1. ## Population models.

So working on a exp growth word problem. I see the function should be P(t) = P0e^kt

however they give me a function in the problem already

f(t) = 100,000/(1+5000e^-t)

so when solving should I just use the function they gave me instead of the P(t) = ?

they want initial start of population, population after 4 weeks, and how many weeks to reach 40,000

I get this for the first

1) f(t) = 100,000/(1+5000e^0) = 100,000/5001
2) f(t) = 100,000/(1+5000e^4) = correct form to put into calcualtor?
3) this is where we need to solve for t correct?

im completly lost on how to solve for t. I know 1^-x = 1/x..but will this work for e^-1 or should I just move it in front. blah :/

2. ## Re: Population models.

Originally Posted by RYdis
So working on a exp growth word problem. I see the function should be P(t) = P0e^kt

however they give me a function in the problem already

f(t) = 100,000/(1+5000e^-t)

so when solving should I just use the function they gave me instead of the P(t) = ?

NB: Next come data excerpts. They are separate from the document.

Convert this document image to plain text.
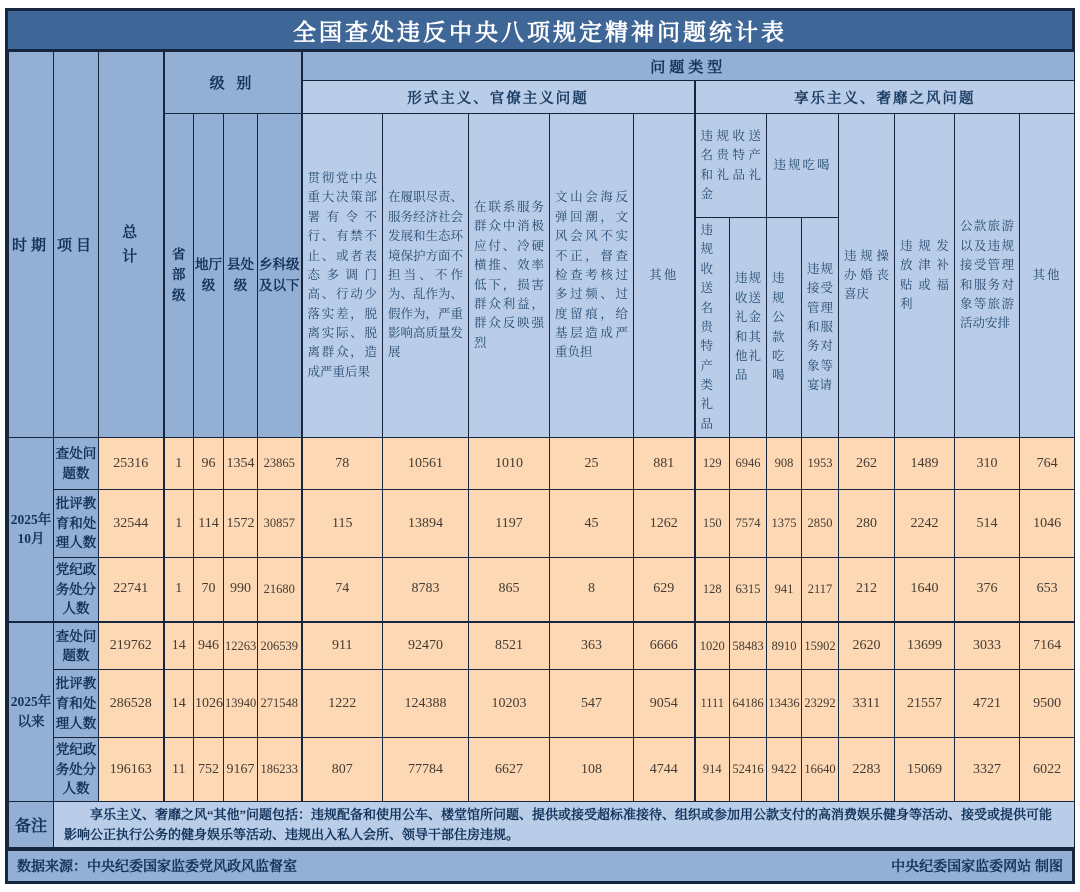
全国查处违反中央八项规定精神问题统计表
时期	项目	总计	级 别				问题类型												
							形式主义、官僚主义问题					享乐主义、奢靡之风问题							
			省部级	地厅级	县处级	乡科级及以下	贯彻党中央重大决策部署有令不行、有禁不止、或者表态多调门高、行动少落实差，脱离实际、脱离群众，造成严重后果	在履职尽责、服务经济社会发展和生态环境保护方面不担当、不作为、乱作为、假作为，严重影响高质量发展	在联系服务群众中消极应付、冷硬横推、效率低下，损害群众利益，群众反映强烈	文山会海反弹回潮，文风会风不实不正，督查检查考核过多过频、过度留痕，给基层造成严重负担	其他	违规收送名贵特产和礼品礼金		违规吃喝		违规操办婚丧喜庆	违规发放津补贴或福利	公款旅游以及违规接受管理和服务对象等旅游活动安排	其他
												违规收送名贵特产类礼品	违规收送礼金和其他礼品	违规公款吃喝	违规接受管理和服务对象等宴请				
2025年10月	查处问题数	25316	1	96	1354	23865	78	10561	1010	25	881	129	6946	908	1953	262	1489	310	764
	批评教育和处理人数	32544	1	114	1572	30857	115	13894	1197	45	1262	150	7574	1375	2850	280	2242	514	1046
	党纪政务处分人数	22741	1	70	990	21680	74	8783	865	8	629	128	6315	941	2117	212	1640	376	653
2025年以来	查处问题数	219762	14	946	12263	206539	911	92470	8521	363	6666	1020	58483	8910	15902	2620	13699	3033	7164
	批评教育和处理人数	286528	14	1026	13940	271548	1222	124388	10203	547	9054	1111	64186	13436	23292	3311	21557	4721	9500
	党纪政务处分人数	196163	11	752	9167	186233	807	77784	6627	108	4744	914	52416	9422	16640	2283	15069	3327	6022
备注	享乐主义、奢靡之风“其他”问题包括：违规配备和使用公车、楼堂馆所问题、提供或接受超标准接待、组织或参加用公款支付的高消费娱乐健身等活动、接受或提供可能影响公正执行公务的健身娱乐等活动、违规出入私人会所、领导干部住房违规。																		
数据来源：中央纪委国家监委党风政风监督室	中央纪委国家监委网站 制图
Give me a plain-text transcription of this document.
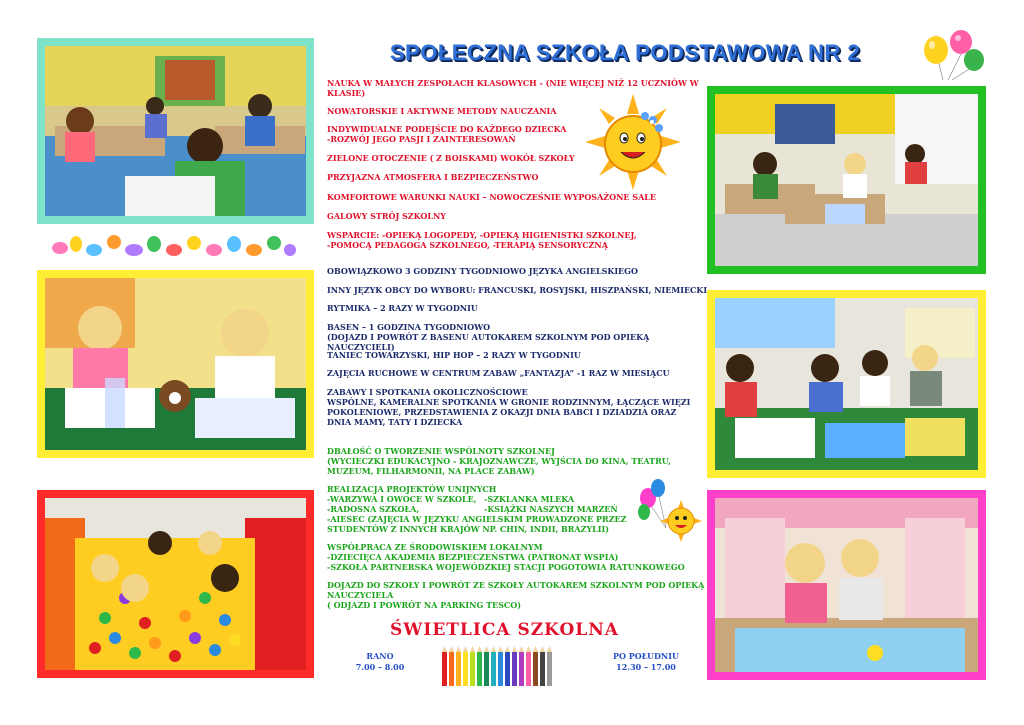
SPOŁECZNA SZKOŁA PODSTAWOWA NR 2
NAUKA W MAŁYCH ZESPOŁACH KLASOWYCH - (NIE WIĘCEJ NIŻ 12 UCZNIÓW W KLASIE)
NOWATORSKIE I AKTYWNE METODY NAUCZANIA
INDYWIDUALNE PODEJŚCIE DO KAŻDEGO DZIECKA
-ROZWÓJ JEGO PASJI I ZAINTERESOWAŃ
ZIELONE OTOCZENIE ( Z BOISKAMI) WOKÓŁ SZKOŁY
PRZYJAZNA ATMOSFERA I BEZPIECZEŃSTWO
KOMFORTOWE WARUNKI NAUKI – NOWOCZEŚNIE WYPOSAŻONE SALE
GALOWY STRÓJ SZKOLNY
WSPARCIE: -OPIEKĄ LOGOPEDY, -OPIEKĄ HIGIENISTKI SZKOLNEJ,
-POMOCĄ PEDAGOGA SZKOLNEGO, -TERAPIĄ SENSORYCZNĄ
OBOWIĄZKOWO 3 GODZINY TYGODNIOWO JĘZYKA ANGIELSKIEGO
INNY JĘZYK OBCY DO WYBORU: FRANCUSKI, ROSYJSKI, HISZPAŃSKI, NIEMIECKI
RYTMIKA – 2 RAZY W TYGODNIU
BASEN – 1 GODZINA TYGODNIOWO
(DOJAZD I POWRÓT Z BASENU AUTOKAREM SZKOLNYM POD OPIEKĄ NAUCZYCIELI)
TANIEC TOWARZYSKI, HIP HOP – 2 RAZY W TYGODNIU
ZAJĘCIA RUCHOWE W CENTRUM ZABAW „FANTAZJA” -1 RAZ W MIESIĄCU
ZABAWY I SPOTKANIA OKOLICZNOŚCIOWE
WSPÓLNE, KAMERALNE SPOTKANIA W GRONIE RODZINNYM, ŁĄCZĄCE WIĘZI POKOLENIOWE, PRZEDSTAWIENIA Z OKAZJI DNIA BABCI I DZIADZIA ORAZ DNIA MAMY, TATY I DZIECKA
DBAŁOŚĆ O TWORZENIE WSPÓLNOTY SZKOLNEJ
(WYCIECZKI EDUKACYJNO - KRAJOZNAWCZE, WYJŚCIA DO KINA, TEATRU, MUZEUM, FILHARMONII, NA PLACE ZABAW)
REALIZACJA PROJEKTÓW UNIJNYCH
-WARZYWA I OWOCE W SZKOLE,
-RADOSNA SZKOŁA,
-SZKLANKA MLEKA
-KSIĄŻKI NASZYCH MARZEŃ
-AIESEC (ZAJĘCIA W JĘZYKU ANGIELSKIM PROWADZONE PRZEZ STUDENTÓW Z INNYCH KRAJÓW NP. CHIN, INDII, BRAZYLII)
WSPÓŁPRACA ZE ŚRODOWISKIEM LOKALNYM
-DZIECIĘCA AKADEMIA BEZPIECZEŃSTWA (PATRONAT WSPIA)
-SZKOŁA PARTNERSKA WOJEWÓDZKIEJ STACJI POGOTOWIA RATUNKOWEGO
DOJAZD DO SZKOŁY I POWRÓT ZE SZKOŁY AUTOKAREM SZKOLNYM POD OPIEKĄ NAUCZYCIELA
( ODJAZD I POWRÓT NA PARKING TESCO)
ŚWIETLICA SZKOLNA
RANO
7.00 – 8.00
PO POŁUDNIU
12.30 – 17.00
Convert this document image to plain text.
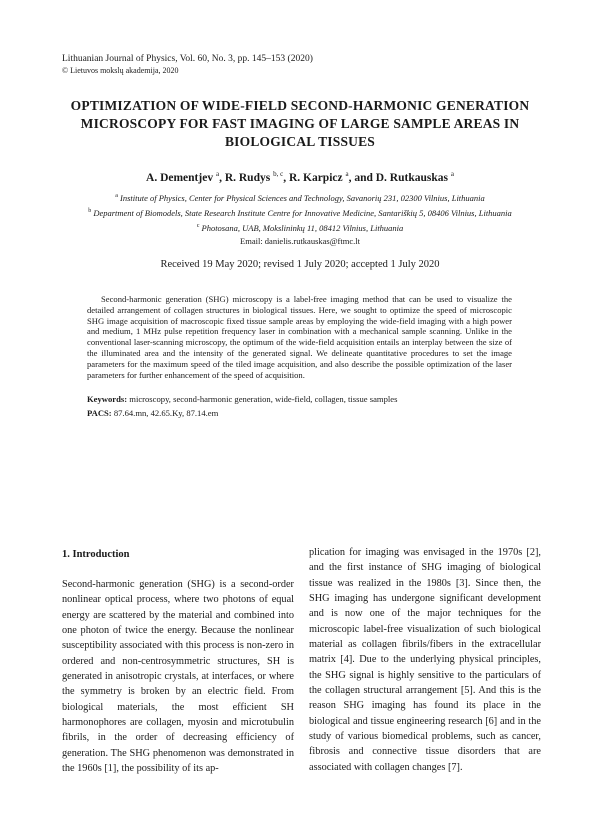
Lithuanian Journal of Physics, Vol. 60, No. 3, pp. 145–153 (2020)
© Lietuvos mokslų akademija, 2020
OPTIMIZATION OF WIDE-FIELD SECOND-HARMONIC GENERATION MICROSCOPY FOR FAST IMAGING OF LARGE SAMPLE AREAS IN BIOLOGICAL TISSUES
A. Dementjev $^a$, R. Rudys $^{b, c}$, R. Karpicz $^a$, and D. Rutkauskas $^a$
$^a$ Institute of Physics, Center for Physical Sciences and Technology, Savanorių 231, 02300 Vilnius, Lithuania
$^b$ Department of Biomodels, State Research Institute Centre for Innovative Medicine, Santariškių 5, 08406 Vilnius, Lithuania
$^c$ Photosana, UAB, Mokslininkų 11, 08412 Vilnius, Lithuania
Email: danielis.rutkauskas@ftmc.lt
Received 19 May 2020; revised 1 July 2020; accepted 1 July 2020

Second-harmonic generation (SHG) microscopy is a label-free imaging method that can be used to visualize the detailed arrangement of collagen structures in biological tissues. Here, we sought to optimize the speed of microscopic SHG image acquisition of macroscopic fixed tissue sample areas by employing the wide-field imaging with a high power and medium, 1 MHz pulse repetition frequency laser in combination with a mechanical sample scanning. Unlike in the conventional laser-scanning microscopy, the optimum of the wide-field acquisition entails an interplay between the size of the illuminated area and the intensity of the generated signal. We delineate quantitative procedures to set the image parameters for the maximum speed of the tiled image acquisition, and also describe the possible optimization of the laser parameters for further enhancement of the speed of acquisition.

Keywords: microscopy, second-harmonic generation, wide-field, collagen, tissue samples
PACS: 87.64.mn, 42.65.Ky, 87.14.em
1. Introduction

Second-harmonic generation (SHG) is a second-order nonlinear optical process, where two photons of equal energy are scattered by the material and combined into one photon of twice the energy. Because the nonlinear susceptibility associated with this process is non-zero in ordered and non-centrosymmetric structures, SH is generated in anisotropic crystals, at interfaces, or where the symmetry is broken by an electric field. From biological materials, the most efficient SH harmonophores are collagen, myosin and microtubulin fibrils, in the order of decreasing efficiency of generation. The SHG phenomenon was demonstrated in the 1960s [1], the possibility of its ap-

plication for imaging was envisaged in the 1970s [2], and the first instance of SHG imaging of biological tissue was realized in the 1980s [3]. Since then, the SHG imaging has undergone significant development and is now one of the major techniques for the microscopic label-free visualization of such biological material as collagen fibrils/fibers in the extracellular matrix [4]. Due to the underlying physical principles, the SHG signal is highly sensitive to the particulars of the collagen structural arrangement [5]. And this is the reason SHG imaging has found its place in the biological and tissue engineering research [6] and in the study of various biomedical problems, such as cancer, fibrosis and connective tissue disorders that are associated with collagen changes [7].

they want initial start of population, population after 4 weeks, and how many weeks to reach 40,000

I get this for the first

1) f(t) = 100,000/(1+5000e^0) = 100,000/5001
2) f(t) = 100,000/(1+5000e^4) = correct form to put into calcualtor?
3) this is where we need to solve for t correct?

im completly lost on how to solve for t. I know 1^-x = 1/x..but will this work for e^-1 or should I just move it in front. blah :/
So you have $\frac{100000}{(1+5000e^{-t})}$

For 1), you are correct...t=0
For 2), it should be $e^{-4}$, not $e^4$

$e^{-t}$ = $\frac{1}{e^t}$, so for 3), set f(t) = 40,000, cross multiply and after you rearrange the data you should get $e^{-t} = \frac{1.5}{5000}$. Can you solve for t from there?

3. ## Re: Population models.

Originally Posted by Youkla
So you have $\frac{100000}{(1+5000e^{-t})}$

For 1), you are correct...t=0
For 2), it should be $e^{-4}$, not $e^4$

$e^{-t}$ = $\frac{1}{e^t}$, so for 3), set f(t) = 40,000, cross multiply and after you rearrange the data you should get $e^{-t} = \frac{1.5}{5000}$. Can you solve for t from there?
not with any success yet :/

I was able to come up with the same number after some one . but 1.5/5000 doesn't reallly give me a time frame for the answer. Answer 1 we were given t to solve for population, same with 2. 3 we are given population and told to find time. The first was intial time. So =0. Second was after 4 weeks. So t=4. However i can't see to use this information we have to get a week time frame. Maybe im missing something really obvious..sorry :/

so I did e^-t = 1.5/5000 and changed to 1/e^t = 1/1.5/5000 = 5000/1.5 gives me around 3,333. It just dont seem like the correct answer :/

4. ## Re: Population models.

So we have this:
$e^{-t} = \frac{1.5}{5000}$

This can then be re-written as
$\frac{1}{e^t} = \frac{1.5}{5000}$

From here we can then take the reciprocals of each and get
$e^t = \frac{5000}{1.5}$

Then to solve for t you take the natural log of both sides (have you learned this?). So you get
$\ln({e^t}) = \ln({\frac{5000}{1.5}})$

then

$t = \ln({\frac{5000}{1.5}})\approx{8.1}$ weeks.